Булатов вскочил, затряс перед моим лицом волосатыми кулаками.
— Какая, по-твоему, у меня шкура, черт возьми? Говори!
— Скажу!.. Только ты сядь, пожалуйста… Ты самый умный человек на комбинате. Самый дальновидный. Самый принципиальный. Самый преданный. Больше всех болеешь за комбинат. Единственный. Незаменимый. Таким ты видишь себя. А на самом деле?.. Сиди смирно, иначе разговор не состоится.
— Извини. Пожалуйста…
— Ты по заслугам занял пост директора крупнейшего комбината. И до поры до времени был на должном уровне. А потом? Чем больше ты получал власти, тем бесцеремонней пользовался ею и лениво, неохотно, а иногда с явной досадой прислушивался к мнению других…
— Начало многообещающее. Давай, дорогой товарищ, выговаривайся до конца. Интересно взглянуть на самого себя чужими глазами.
— Мои глаза не чужие. Я, может быть, в большем ответе за тебя, чем ты сам за себя. Потому-то я и непримирим к твоим недостаткам.
— Правильно рассуждаешь, как и положено секретарю обкома. Продолжай! И не сердись на реплики. Без них в моем положении не обойдешься. Да и тебе они необходимы: разжигают неприязнь к Булатову…
— Ты сознательно или бессознательно поставил себя над коллективом трудящихся и присваивал себе победы, за которые днем и ночью в течение нескольких лет борются семьдесят тысяч человек. Такой поступок, мягко говоря, безнравствен.
— Грабежом это называется, — усмехнулся Булатов.

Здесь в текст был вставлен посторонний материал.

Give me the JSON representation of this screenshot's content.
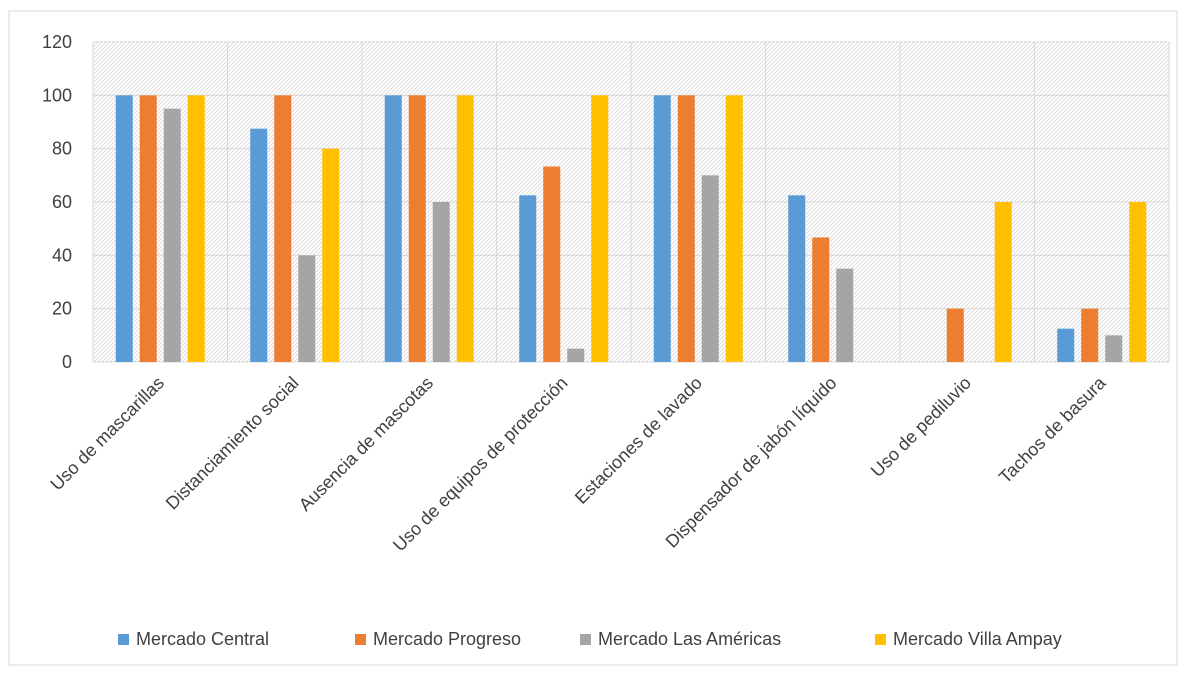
{
  "chart_data": {
    "type": "bar",
    "title": "",
    "xlabel": "",
    "ylabel": "",
    "ylim": [
      0,
      120
    ],
    "yticks": [
      0,
      20,
      40,
      60,
      80,
      100,
      120
    ],
    "grid": true,
    "legend_position": "bottom",
    "categories": [
      "Uso de mascarillas",
      "Distanciamiento social",
      "Ausencia de mascotas",
      "Uso de equipos de protección",
      "Estaciones de lavado",
      "Dispensador de jabón líquido",
      "Uso de pediluvio",
      "Tachos de basura"
    ],
    "series": [
      {
        "name": "Mercado Central",
        "color": "#5B9BD5",
        "values": [
          100,
          87.5,
          100,
          62.5,
          100,
          62.5,
          0,
          12.5
        ]
      },
      {
        "name": "Mercado Progreso",
        "color": "#ED7D31",
        "values": [
          100,
          100,
          100,
          73.3,
          100,
          46.7,
          20,
          20
        ]
      },
      {
        "name": "Mercado Las Américas",
        "color": "#A5A5A5",
        "values": [
          95,
          40,
          60,
          5,
          70,
          35,
          0,
          10
        ]
      },
      {
        "name": "Mercado Villa Ampay",
        "color": "#FFC000",
        "values": [
          100,
          80,
          100,
          100,
          100,
          0,
          60,
          60
        ]
      }
    ]
  }
}
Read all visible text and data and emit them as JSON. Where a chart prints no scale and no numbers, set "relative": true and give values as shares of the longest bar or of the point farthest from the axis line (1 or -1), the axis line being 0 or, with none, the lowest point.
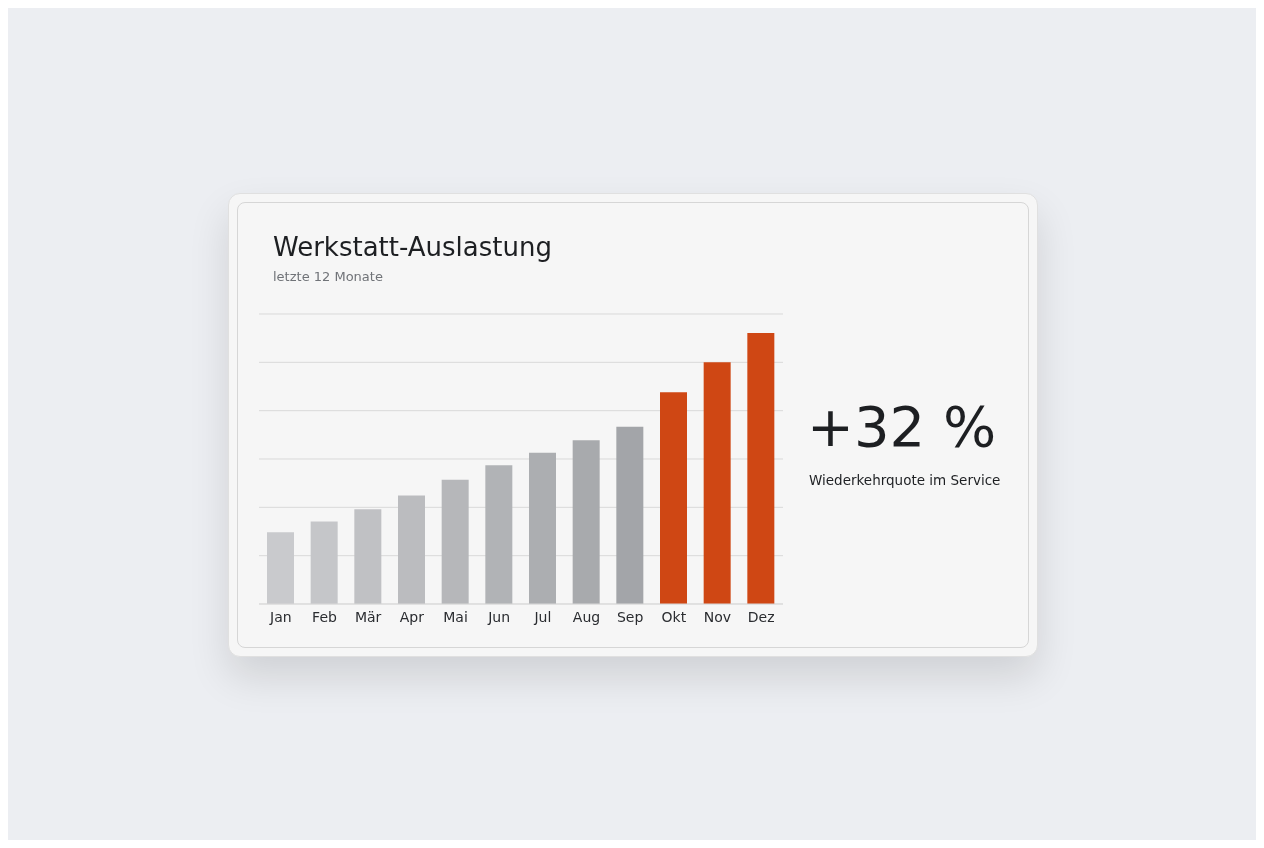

— Грабителей мы судим. Уверенно, с легким сердцем, без угрызений совести. Таких же людей, как ты, с неоспоримыми заслугами в прошлом, могущих быть полезными государству и в настоящем и только по их собственной слепоте ставших вредными, мы, увы, судить не научились. Даже распознавать булатовщину как следует мы еще не умеем.
— Булатовщину!.. Здорово сказано. Спасибо за оказанную честь.
— Пойми, пока не поздно, что тебя выдвигали и награждали как человека, причастного к мировому комбинату. Свет его величия упал на тебя, а ты вообразил себя великаном, решил, что тебе все дозволено. Устранил с дороги всех, кто не превозносил тебя.
— Лодыри, разгильдяи давно зубы на меня точат.
— Разве доменщики Крамаренко, отец и сын, разгильдяи? Разве инженер Колокольников лодырь?
— Личные счеты сводят…
— Постыдись! Лучшие люди города спрашивают партком, горком, обком: доколе коммунисты будут терпеть произвол директора комбината?
— Будь правдой все, что ты сейчас наворотил, министерство давно бы выпихнуло меня на пенсию. Выполняю и перевыполняю планы — потому и держат директором.
— Какой ценой выполняешь? В сводном приказе по комбинату на этот год ты запланировал доменщикам давать энное количество технического кислорода. Действовал якобы вполне в духе научно-технической революции, в духе требований Двадцать четвертого съезда партии. Ну, а что вышло на деле? Доменщики не получили почти половины обещанного тобой кислорода. Ты подвел их, что называется, под монастырь. Если бы ты проявил настоящий директорский характер, такой, какой был у Головина, Завенягина, Лихачева — воспитанников Серго Орджоникидзе, ты бы не оставил домны без достаточного кислородного дутья. Поднял бы тревогу во всех инстанциях и добился своего: выполнил обязательства, данные доменщикам. Это аморально, безнравственно — самому не делать того, чего требуешь от других. Ты не захотел добиваться в министерстве оборудования для нового блока кислородной станции из-за боязни попортить репутацию всемогущего директора, для которого не существует трудностей, который умеет добывать металл не только из руды, но и из мыльных пузырей и даже из пота терпеливых энтузиастов. Ты дорожишь дешевой славой фокусника. Вместо научно-технической революции — штурмовщина, сиюминутная выгода. Только бы сейчас, пока ты директор, хорошо работал комбинат. После тебя же — хоть потоп. Вся твоя энергия направлена сейчас главным образом на то, чтобы выиграть битву с Колесовым, Колокольниковым, Крамаренко, Головиным, Воронковым, Батмановым, Голотой…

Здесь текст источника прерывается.